To help clamp down on this activity, HMRC introduced changes to IR35 in the public sector in April 2017 in April 2017. The changes shifted the responsibility in making IR35 status assessments from the limited company (i.e. the worker) to the agency and the end client. However, after some difficult legal cases and issues with the HMRC online tool available for checking employment status, the government has decided to proceed with caution.

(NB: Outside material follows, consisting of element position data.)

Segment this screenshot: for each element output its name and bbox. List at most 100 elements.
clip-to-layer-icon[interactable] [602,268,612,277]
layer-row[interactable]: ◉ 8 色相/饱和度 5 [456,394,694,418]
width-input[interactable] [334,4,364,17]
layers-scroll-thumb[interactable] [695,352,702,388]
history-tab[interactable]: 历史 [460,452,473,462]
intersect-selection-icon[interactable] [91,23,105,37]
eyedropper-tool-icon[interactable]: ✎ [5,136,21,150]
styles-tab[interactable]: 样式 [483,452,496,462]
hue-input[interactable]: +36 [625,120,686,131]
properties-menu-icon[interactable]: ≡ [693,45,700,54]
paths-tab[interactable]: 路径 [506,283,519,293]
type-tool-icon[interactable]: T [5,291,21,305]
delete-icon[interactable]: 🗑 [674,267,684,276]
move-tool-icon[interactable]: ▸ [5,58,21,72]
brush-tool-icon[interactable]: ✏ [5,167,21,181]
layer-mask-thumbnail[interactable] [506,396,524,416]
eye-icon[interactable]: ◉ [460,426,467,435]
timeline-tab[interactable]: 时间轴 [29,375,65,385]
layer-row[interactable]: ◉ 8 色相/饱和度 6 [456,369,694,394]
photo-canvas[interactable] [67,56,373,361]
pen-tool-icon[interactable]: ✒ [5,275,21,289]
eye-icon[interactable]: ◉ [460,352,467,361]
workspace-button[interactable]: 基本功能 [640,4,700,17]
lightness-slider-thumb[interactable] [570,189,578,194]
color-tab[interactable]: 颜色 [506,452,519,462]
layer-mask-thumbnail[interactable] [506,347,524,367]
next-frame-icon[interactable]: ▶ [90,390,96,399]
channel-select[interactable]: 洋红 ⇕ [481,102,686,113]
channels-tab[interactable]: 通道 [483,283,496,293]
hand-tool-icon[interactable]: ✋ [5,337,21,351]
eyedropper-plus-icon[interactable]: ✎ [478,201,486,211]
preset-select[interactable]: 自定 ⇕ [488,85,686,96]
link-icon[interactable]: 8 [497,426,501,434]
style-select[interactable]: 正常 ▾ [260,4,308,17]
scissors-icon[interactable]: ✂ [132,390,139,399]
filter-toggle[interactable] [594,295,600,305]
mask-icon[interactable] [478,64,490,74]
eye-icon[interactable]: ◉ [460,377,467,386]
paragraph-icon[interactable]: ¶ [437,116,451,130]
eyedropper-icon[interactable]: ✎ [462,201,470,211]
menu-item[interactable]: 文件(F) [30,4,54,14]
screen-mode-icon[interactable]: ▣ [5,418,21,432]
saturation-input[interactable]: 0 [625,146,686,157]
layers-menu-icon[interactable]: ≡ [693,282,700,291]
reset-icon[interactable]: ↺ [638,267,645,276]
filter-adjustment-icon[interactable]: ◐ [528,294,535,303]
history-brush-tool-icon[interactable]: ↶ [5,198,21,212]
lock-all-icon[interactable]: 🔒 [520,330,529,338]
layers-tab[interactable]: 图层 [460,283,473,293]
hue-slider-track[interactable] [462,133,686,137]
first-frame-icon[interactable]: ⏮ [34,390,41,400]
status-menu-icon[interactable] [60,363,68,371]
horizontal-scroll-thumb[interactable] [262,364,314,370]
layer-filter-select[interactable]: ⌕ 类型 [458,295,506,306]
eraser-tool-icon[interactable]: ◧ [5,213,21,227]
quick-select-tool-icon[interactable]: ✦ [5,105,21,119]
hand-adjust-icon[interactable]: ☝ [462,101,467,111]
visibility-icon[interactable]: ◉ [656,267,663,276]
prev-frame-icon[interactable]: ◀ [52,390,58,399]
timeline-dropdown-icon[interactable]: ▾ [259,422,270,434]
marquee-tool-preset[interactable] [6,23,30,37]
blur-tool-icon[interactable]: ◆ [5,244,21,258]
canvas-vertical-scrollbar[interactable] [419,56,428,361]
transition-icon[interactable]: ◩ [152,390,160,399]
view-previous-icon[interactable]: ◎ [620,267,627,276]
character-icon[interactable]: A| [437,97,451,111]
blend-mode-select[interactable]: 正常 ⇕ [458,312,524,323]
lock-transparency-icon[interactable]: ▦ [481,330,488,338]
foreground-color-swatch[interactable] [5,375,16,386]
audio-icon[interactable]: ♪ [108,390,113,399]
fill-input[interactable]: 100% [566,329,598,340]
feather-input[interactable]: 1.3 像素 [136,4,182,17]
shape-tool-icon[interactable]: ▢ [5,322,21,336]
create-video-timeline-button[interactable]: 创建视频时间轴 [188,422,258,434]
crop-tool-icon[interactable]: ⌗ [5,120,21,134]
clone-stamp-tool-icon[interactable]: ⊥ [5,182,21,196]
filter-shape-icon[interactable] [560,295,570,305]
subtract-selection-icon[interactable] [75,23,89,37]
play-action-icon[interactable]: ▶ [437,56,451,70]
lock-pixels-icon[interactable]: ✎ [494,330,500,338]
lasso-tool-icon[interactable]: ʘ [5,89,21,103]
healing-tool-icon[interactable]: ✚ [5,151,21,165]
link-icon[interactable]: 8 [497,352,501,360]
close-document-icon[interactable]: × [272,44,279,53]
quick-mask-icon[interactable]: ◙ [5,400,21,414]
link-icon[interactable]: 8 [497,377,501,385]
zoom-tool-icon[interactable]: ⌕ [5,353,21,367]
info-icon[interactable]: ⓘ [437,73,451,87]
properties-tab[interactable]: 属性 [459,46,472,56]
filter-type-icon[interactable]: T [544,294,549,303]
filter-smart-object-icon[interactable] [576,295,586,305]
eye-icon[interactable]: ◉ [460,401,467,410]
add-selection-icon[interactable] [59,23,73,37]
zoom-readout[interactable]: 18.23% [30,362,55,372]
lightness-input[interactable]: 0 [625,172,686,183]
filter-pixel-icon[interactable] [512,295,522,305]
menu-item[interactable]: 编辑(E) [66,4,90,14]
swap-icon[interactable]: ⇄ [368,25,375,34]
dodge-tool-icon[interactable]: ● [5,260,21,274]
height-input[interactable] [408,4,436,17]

Proposed changes to IR35 in the private sector are:

  • Businesses will be responsible for assessing an individual’s employment status.
  • The reform won’t apply to the smallest 1.5 million businesses, and the large and medium businesses to which it will apply will be given longer to adjust, with the changes being introduced in April 2020.
  • From 6th April 2020, medium and large businesses will need to decide whether the IR35 rules apply to an engagement with individuals who work through their own company.
  • Where it’s determined that the rules do apply, the business, agency or third party that pays the individual’s company will need to deduct income tax and employee NICs and pay employer NICs.
  • HMRC won’t carry out targeted campaigns into previous years when individuals start paying employment taxes under IR35 for the first time following the reform, and businesses’ decisions about whether their workers fall within the IR35 rules will not automatically trigger an enquiry into earlier years.
  • HMRC continues to work with stakeholders to identify improvements to checking employment status for tax and issuing wider guidance to ensure the reform meets the needs of the private sector. Enhancements will be tested with stakeholders, and operational and legal experts before implementation.

A further consultation on the detailed operation of the reform will be published in the coming months, and will inform the draft Finance Bill legislation that is expected to be published in summer 2019.